Muhareb affirme que la tenue de la réunion dans le Néguev est une provocation pour des millions d’Arabes et va à l’encontre des efforts de paix. Muhareb a remercié le gouvernement jordanien d’avoir refusé de participer.
Pourtant, Amer Al Sabaileh, professeur de sciences politiques et analyste stratégique jordanien, est d’un avis contraire. S’adressant à Al-Monitor, il s’est demandé à haute voix "pourquoi la Jordanie, qui suit un discours politique pragmatique, n’a pas participé au sommet Israël-Égypte-Émirats arabes unis de Charm el-Cheikh la semaine dernière, ni à la réunion des ministres des affaires étrangères [d’aujourd’hui] à laquelle les États-Unis participent avec les membres de la coalition des accords d’Abraham."
Sabaileh a déclaré que la Jordanie est préoccupée par la situation sur le terrain à Jérusalem et qu’elle devait donc être en contact à la fois avec le Maroc et les États-Unis. "Je pense que la Jordanie aurait dû participer en raison notamment de la présence de la participation marocaine puisque le roi du Maroc est une personne clé dans la discussion sur l’avenir de Jérusalem."
Sabaileh s’inquiète également du fait que la Jordanie manque la discussion qui portera sur les attaques des Houthis contre l’Arabie saoudite et les Émirats arabes unis, ainsi que la discussion de tous les scénarios post-Ukraine dans la région.
Pour sa part, le roi de Jordanie, le prince héritier, le premier ministre et d’autres hauts responsables jordaniens ont effectué une visite officielle à la présidence palestinienne à Ramallah.
Alors que la réunion du Néguev était prévue pour inclure les ministres des affaires étrangères des pays arabes signataires des accords d’Abraham, le ministre égyptien des affaires étrangères s’est également joint à la réunion.
Ahmed Samih, directeur de l’Institut égyptien Andalus pour les études sur la tolérance et la lutte contre la violence, a déclaré à Al-Monitor que les dirigeants égyptiens étaient arrivés à la conclusion qu’ils ne pouvaient pas résoudre leurs problèmes localement et qu’ils avaient donc commencé à chercher une aide extérieure. "Les dirigeants égyptiens veulent désormais des solutions au niveau international, notamment en ce qui concerne l’importation de blé et de pétrole", qui a été considérablement affectée par l’invasion de l’Ukraine par la Russie. "En conséquence, les Émirats arabes unis ont comblé le vide pour aider à résoudre la crise financière que connaît l’économie égyptienne, Le Caire n’ayant pas été en mesure de rembourser certaines de ses dettes."
Le Hamas et d’autres factions palestiniennes, ainsi que de nombreux dirigeants politiques, ont publié des déclarations fortes disant qu’ils étaient surpris de la participation des ministres des affaires étrangères arabes au sommet du Néguev.
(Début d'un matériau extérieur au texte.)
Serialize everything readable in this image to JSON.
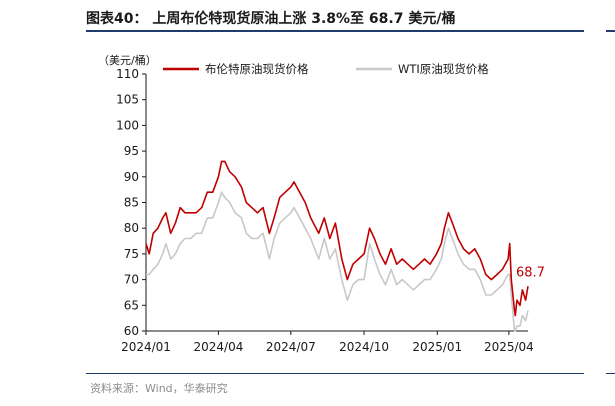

Cependant, il est clair que beaucoup - en particulier les responsables palestiniens et ceux qui sont dans leur orbite - ont essayé de marcher sur une ligne étroite entre la condamnation de la réunion et la tentative de ne pas contrarier les nombreux pays arabes représentés au Néguev.
Le communiqué final de la réunion du Néguev semble indiquer que les réunions officielles israélo-arabes deviendront la norme à l’avenir et qu’ils prévoient de s’appuyer sur la conférence à long terme.